Considering the history of the site it's amazing to think that sections are still in a derelict state 



> During the Second World War, Bletchley Park was the site of the United Kingdom's main decryption establishment, the Government Code and Cypher School (GC&CS), where ciphers and codes of several Axis countries were decrypted, most importantly the ciphers generated by the German Enigma and Lorenz machines. It also housed a secret radio intercept station, and also a message sending station, although interception was soon moved to a location with better reception. "Station X", "London Signals Intelligence Centre" and "Government Communications Headquarters" were all cover names that were used during the war, and the latter (GCHQ) was adopted for the successor peacetime organisation that still bears this name



I enjoyed my visit so much I walked in and made a fiver donation to the guy on the desk before I left

I hope the restoration work is sympathetic


----------



## Munchh (Apr 3, 2013)

This is such a quality site Paul. Steeped in history of the most desperate kind. I'd defy anyone to visit and not be moved.

Good to see, thanks


----------



## UrbanX (Apr 3, 2013)

Wow, lovely stuff, must pop in when I'm passing. Great pics as usual sir!


----------



## Sshhhh... (Apr 3, 2013)

Great pics and interesting place


----------



## PaulPowers (Apr 3, 2013)

UrbanX said:


> Wow, lovely stuff, must pop in when I'm passing. Great pics as usual sir!

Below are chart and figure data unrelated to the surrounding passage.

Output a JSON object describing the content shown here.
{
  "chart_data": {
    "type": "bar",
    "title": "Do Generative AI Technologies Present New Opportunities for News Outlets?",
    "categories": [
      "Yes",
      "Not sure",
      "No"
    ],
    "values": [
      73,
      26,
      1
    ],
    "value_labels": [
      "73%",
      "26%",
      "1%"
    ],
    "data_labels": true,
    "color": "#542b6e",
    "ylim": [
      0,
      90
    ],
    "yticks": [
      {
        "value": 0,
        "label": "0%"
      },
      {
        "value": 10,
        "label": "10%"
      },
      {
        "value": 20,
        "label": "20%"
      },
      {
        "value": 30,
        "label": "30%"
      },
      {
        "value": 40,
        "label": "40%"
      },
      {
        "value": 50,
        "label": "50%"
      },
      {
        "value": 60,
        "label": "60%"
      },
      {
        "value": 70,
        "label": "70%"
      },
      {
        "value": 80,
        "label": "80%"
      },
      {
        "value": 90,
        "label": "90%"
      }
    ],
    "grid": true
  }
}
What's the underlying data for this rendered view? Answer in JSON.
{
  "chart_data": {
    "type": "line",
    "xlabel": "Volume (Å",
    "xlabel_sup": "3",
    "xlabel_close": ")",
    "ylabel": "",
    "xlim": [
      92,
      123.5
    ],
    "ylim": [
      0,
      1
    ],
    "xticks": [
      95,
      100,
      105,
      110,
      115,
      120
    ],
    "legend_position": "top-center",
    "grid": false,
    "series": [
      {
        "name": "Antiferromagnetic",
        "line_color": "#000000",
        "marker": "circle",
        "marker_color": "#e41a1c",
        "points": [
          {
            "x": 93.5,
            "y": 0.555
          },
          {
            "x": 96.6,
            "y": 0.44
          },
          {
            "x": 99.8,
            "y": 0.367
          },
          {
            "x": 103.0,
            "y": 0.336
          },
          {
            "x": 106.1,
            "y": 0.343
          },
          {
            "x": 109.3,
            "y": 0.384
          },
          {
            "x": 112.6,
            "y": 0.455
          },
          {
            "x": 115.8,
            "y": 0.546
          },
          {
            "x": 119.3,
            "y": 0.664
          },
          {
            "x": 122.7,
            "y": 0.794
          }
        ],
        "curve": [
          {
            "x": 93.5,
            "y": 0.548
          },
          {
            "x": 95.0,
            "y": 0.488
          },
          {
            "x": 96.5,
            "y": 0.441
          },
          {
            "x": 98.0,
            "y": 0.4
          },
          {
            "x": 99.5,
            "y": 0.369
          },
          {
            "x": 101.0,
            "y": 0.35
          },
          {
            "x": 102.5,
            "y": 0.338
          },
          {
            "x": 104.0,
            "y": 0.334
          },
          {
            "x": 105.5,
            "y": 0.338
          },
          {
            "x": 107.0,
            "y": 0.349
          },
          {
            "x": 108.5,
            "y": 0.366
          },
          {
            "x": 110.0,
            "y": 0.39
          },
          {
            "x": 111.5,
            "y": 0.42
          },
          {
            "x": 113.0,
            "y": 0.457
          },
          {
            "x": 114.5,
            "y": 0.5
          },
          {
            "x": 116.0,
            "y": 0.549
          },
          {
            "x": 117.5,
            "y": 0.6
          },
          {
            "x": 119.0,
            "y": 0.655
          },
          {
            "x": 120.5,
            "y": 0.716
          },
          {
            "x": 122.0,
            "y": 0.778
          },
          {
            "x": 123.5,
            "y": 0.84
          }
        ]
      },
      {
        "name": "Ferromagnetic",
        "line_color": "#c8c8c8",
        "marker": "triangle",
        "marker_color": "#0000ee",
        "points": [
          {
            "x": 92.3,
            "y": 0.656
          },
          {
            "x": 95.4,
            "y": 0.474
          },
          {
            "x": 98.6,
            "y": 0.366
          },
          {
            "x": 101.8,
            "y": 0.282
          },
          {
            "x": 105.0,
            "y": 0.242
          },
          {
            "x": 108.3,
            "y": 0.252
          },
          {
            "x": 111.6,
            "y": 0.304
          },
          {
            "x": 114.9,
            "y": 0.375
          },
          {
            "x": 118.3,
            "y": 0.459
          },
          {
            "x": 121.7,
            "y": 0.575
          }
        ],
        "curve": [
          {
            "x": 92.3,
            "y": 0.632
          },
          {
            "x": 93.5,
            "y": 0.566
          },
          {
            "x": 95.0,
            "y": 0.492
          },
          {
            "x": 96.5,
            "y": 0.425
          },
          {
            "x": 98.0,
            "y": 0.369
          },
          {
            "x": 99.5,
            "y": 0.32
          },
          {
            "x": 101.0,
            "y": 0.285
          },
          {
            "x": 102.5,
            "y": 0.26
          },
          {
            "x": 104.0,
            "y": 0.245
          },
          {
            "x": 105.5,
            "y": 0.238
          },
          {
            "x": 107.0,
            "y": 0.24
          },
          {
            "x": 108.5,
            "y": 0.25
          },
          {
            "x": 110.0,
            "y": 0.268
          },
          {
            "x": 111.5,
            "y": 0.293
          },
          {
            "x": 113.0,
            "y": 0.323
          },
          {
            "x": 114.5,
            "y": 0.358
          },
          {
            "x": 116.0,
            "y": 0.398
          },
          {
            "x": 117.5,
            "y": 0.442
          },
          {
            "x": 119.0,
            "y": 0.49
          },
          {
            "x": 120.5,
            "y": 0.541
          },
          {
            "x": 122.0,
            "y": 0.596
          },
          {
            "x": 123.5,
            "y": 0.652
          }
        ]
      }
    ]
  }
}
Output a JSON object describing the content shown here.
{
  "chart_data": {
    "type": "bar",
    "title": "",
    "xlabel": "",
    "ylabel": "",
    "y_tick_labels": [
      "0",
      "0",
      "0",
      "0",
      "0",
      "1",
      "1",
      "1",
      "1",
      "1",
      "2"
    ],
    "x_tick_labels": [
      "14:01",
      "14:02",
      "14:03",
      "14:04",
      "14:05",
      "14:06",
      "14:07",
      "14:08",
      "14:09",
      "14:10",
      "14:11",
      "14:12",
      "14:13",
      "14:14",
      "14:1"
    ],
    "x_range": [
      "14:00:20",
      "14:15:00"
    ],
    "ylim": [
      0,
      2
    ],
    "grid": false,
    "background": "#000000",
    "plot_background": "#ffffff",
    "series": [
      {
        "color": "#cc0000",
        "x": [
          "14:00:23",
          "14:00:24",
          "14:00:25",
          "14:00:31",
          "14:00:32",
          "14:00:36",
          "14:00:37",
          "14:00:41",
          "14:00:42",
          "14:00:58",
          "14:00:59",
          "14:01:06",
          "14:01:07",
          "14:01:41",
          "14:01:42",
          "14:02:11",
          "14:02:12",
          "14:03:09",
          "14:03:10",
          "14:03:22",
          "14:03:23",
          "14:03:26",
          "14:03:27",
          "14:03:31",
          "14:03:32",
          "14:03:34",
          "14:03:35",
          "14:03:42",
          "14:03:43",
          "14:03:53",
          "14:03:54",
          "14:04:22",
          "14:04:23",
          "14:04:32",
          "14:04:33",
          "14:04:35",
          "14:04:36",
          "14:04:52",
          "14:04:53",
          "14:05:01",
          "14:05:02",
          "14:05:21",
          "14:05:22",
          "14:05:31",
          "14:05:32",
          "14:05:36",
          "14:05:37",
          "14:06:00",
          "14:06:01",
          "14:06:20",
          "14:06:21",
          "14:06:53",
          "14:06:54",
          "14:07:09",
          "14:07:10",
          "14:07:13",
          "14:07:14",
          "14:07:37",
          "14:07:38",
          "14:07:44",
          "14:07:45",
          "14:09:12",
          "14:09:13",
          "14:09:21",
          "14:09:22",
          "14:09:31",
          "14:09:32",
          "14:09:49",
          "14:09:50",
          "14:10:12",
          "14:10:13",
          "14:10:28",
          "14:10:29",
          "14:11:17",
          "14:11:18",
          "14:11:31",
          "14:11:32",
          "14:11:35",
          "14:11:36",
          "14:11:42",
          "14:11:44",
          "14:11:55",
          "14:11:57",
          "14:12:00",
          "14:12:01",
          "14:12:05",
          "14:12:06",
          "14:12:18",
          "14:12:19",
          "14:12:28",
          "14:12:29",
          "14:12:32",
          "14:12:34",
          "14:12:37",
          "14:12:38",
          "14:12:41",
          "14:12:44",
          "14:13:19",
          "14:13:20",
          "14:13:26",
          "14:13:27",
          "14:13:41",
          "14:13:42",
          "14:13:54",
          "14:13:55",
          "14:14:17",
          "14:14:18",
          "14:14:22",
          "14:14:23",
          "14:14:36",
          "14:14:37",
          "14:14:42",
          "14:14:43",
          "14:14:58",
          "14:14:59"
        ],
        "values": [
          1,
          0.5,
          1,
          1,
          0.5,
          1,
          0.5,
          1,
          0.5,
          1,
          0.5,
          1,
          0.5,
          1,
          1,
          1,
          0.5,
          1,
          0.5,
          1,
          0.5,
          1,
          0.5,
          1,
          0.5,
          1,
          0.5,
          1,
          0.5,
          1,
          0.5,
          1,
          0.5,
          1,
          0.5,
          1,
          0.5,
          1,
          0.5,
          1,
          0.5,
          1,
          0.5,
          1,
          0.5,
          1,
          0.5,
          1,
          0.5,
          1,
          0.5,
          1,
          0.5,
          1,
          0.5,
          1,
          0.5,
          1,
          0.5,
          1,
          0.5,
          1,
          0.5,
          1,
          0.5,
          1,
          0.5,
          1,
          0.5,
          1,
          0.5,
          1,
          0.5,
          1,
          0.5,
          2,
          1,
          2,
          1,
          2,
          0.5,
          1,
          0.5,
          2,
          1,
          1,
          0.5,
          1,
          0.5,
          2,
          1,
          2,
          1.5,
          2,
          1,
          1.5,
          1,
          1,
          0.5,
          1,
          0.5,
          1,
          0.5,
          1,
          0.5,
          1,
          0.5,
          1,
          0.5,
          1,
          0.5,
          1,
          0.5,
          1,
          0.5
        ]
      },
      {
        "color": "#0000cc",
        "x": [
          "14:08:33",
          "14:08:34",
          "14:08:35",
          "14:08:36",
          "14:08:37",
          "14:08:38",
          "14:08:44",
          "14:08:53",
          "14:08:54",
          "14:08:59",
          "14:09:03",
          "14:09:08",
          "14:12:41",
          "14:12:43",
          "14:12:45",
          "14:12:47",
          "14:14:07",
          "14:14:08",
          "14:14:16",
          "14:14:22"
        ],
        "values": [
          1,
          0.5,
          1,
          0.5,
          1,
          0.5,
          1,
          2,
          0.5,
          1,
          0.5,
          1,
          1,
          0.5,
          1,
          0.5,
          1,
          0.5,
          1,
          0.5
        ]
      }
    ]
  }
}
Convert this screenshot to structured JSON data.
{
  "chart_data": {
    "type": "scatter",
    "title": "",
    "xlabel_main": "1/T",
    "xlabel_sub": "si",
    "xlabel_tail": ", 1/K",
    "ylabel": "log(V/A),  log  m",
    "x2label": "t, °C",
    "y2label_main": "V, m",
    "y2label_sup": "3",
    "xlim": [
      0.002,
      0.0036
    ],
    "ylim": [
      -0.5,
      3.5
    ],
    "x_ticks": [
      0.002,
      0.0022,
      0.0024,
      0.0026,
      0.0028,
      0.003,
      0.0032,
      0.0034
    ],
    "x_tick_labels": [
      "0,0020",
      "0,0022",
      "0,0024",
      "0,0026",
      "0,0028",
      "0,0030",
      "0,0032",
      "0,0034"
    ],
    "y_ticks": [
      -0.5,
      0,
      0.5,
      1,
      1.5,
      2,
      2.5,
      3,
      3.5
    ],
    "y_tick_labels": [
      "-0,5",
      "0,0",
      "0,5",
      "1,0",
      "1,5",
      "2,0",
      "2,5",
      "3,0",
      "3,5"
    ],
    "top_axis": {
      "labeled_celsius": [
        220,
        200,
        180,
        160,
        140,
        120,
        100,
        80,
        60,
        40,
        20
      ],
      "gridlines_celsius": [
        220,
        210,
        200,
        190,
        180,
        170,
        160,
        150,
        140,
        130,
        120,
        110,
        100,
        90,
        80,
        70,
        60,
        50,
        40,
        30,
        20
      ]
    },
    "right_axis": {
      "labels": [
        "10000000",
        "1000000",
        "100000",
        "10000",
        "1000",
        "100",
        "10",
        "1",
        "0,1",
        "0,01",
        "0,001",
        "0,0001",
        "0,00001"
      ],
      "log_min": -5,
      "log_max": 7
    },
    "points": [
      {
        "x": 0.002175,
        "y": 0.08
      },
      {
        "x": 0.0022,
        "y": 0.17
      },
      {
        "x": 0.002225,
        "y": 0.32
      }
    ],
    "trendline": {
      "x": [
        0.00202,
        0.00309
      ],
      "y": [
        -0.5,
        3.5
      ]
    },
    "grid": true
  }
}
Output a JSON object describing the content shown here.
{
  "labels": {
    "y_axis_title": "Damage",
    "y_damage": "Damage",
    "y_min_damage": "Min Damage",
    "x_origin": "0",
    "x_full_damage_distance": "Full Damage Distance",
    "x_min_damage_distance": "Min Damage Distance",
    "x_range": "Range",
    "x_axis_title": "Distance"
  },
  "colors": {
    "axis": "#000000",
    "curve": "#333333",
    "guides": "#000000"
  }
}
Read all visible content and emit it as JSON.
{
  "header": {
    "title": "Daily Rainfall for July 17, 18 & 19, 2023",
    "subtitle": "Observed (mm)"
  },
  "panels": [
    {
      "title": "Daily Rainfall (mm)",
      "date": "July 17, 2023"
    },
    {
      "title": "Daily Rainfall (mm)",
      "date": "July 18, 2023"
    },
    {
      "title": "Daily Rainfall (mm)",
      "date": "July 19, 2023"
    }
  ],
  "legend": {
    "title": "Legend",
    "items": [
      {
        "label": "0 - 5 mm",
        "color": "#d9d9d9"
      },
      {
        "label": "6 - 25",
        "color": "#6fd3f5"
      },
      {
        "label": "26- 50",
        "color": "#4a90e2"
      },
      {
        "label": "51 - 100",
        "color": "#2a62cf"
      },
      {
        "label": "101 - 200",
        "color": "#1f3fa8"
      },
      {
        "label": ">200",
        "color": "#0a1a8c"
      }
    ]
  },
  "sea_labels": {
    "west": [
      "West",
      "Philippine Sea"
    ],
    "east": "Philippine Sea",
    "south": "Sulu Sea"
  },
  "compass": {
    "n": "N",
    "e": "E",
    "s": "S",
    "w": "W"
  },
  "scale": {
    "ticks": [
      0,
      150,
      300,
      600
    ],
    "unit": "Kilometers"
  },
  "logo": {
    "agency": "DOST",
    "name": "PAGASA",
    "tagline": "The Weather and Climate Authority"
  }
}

The work on restoring the sheds is well under way so it's worth getting down soon


----------



## RichardH (Apr 3, 2013)

UrbanX said:


> Wow, lovely stuff, must pop in when I'm passing. Great pics as usual sir!



Please do. The gate receipts are practically the only income they have to keep the place open.


----------



## Asylum Sneaker (Apr 4, 2013)

Good report, nice pics. recently spent the afternoon in there myself, its an interesting explore.


----------



## UE-OMJ (Apr 4, 2013)

Nice one. I'd always planned a trip here one day too.


----------



## flyboys90 (Apr 4, 2013)

Just amazing what was achieved here,great report.


----------



## MrGruffy (Jun 1, 2013)

I didn't realise the place was so neglected ,nice to see it and know it's being renovated.


----------



## Bunker Bill (Jun 1, 2013)

Great stuff.

I must get there soon then, my Dad to go there on many training courses when he was alive.

After the War he was with GCHQ


----------



## robbie1958 (Aug 12, 2013)

I attended a couple of training courses there when it was owned by BT. We were told that it was used during the war but none of its history was available then. if only I had known then what I now know of the place! The students had accomodation in sone of the original blocks there and although very basic by todays standards it must have been more than adequate for wartime. I hope to go back soon for a long overdue visit and must say, really looking forwards to it


----------



## Boatbird (Aug 22, 2013)

I knew someone who worked here- thanks for going so we can see what its like!


----------